Hunting for heritage fig trees introduced to Australia by migrants

At this time of year, fig trees have no leaves and are nothing more than a rise of branches sprouting from the ground. But it’s the ideal time for propagation and that gets Victorian, Yasmin Sadler excited.

It’s not just any fig tree that the Orbost resident is looking for — she’s trying to find the heritage fig trees that were introduced to Australia by migrants.

“They brought their best with them and they are still in our landscape, so my passion is to preserve them, to hear their stories and see them being grown again,” Ms Sadler said.

The self-confessed “fig hunter” started looking for heritage fig trees in Melbourne where she found 100 and was able to produce about 300 plants from cuttings.

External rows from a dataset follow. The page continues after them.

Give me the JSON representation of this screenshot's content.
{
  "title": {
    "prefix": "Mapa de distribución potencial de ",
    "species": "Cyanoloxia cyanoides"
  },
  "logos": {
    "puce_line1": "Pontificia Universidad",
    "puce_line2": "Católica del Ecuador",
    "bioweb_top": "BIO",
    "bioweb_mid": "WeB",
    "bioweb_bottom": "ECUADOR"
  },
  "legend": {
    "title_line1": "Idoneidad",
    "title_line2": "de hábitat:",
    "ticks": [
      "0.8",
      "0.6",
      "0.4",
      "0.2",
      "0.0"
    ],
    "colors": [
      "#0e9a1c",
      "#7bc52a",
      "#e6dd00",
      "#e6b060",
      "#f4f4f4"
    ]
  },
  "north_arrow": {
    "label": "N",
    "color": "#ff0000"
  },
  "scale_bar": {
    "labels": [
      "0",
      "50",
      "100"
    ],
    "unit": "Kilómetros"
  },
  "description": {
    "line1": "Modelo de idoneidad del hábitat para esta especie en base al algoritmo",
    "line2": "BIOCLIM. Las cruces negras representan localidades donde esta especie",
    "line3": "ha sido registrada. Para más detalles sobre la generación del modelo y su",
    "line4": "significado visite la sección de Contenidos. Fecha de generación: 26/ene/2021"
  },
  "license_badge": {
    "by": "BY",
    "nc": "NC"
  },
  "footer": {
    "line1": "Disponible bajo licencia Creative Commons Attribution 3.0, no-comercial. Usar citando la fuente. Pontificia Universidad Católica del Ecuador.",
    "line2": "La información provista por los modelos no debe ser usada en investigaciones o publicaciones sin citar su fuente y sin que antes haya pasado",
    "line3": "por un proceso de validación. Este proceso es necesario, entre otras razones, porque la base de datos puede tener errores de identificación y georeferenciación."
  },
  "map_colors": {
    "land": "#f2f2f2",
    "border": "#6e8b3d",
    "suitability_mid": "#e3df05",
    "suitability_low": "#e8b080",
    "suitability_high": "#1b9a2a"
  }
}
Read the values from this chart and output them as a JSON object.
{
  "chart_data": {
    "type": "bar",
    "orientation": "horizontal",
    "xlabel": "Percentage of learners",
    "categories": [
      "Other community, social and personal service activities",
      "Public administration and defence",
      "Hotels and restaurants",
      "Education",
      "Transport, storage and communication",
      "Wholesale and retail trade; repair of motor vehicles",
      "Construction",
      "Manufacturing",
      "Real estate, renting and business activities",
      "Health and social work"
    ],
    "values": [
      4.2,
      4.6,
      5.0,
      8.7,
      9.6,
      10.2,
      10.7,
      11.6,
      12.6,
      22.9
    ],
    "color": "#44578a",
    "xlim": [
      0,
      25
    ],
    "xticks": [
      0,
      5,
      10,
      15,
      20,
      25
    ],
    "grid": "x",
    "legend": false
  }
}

Dozens of ripe, purple figs in dip tins picked fresh from the tree, ready to be eaten
After a cutting is taken it can be up to three years before the fig species is identified.(Rural ABC: Jessica Schremmer)

“Out of all the trees I visited, they were all different,” she said.

“We thought there’d be black Genoas or other common figs, but we haven’t found any of those at all.”

The 300 figs that Ms Sadler has propagated have been shared with others.

“My fig tribe has moved on up into the hills of Gippsland to become firebreaks. Also in Orbost, there’s a gentleman who started a fig farm based on my plants,” she said.

Hands holding secateurs and three cuttings from a fig tree
When Yasmin Sadler finds a heritage fig tree she takes cuttings to propagate.(Rural ABC: Kellie Hollingworth)

fig fossicking interstate

Ms Sadler is embarking on an interstate expedition to find even more heritage fig trees.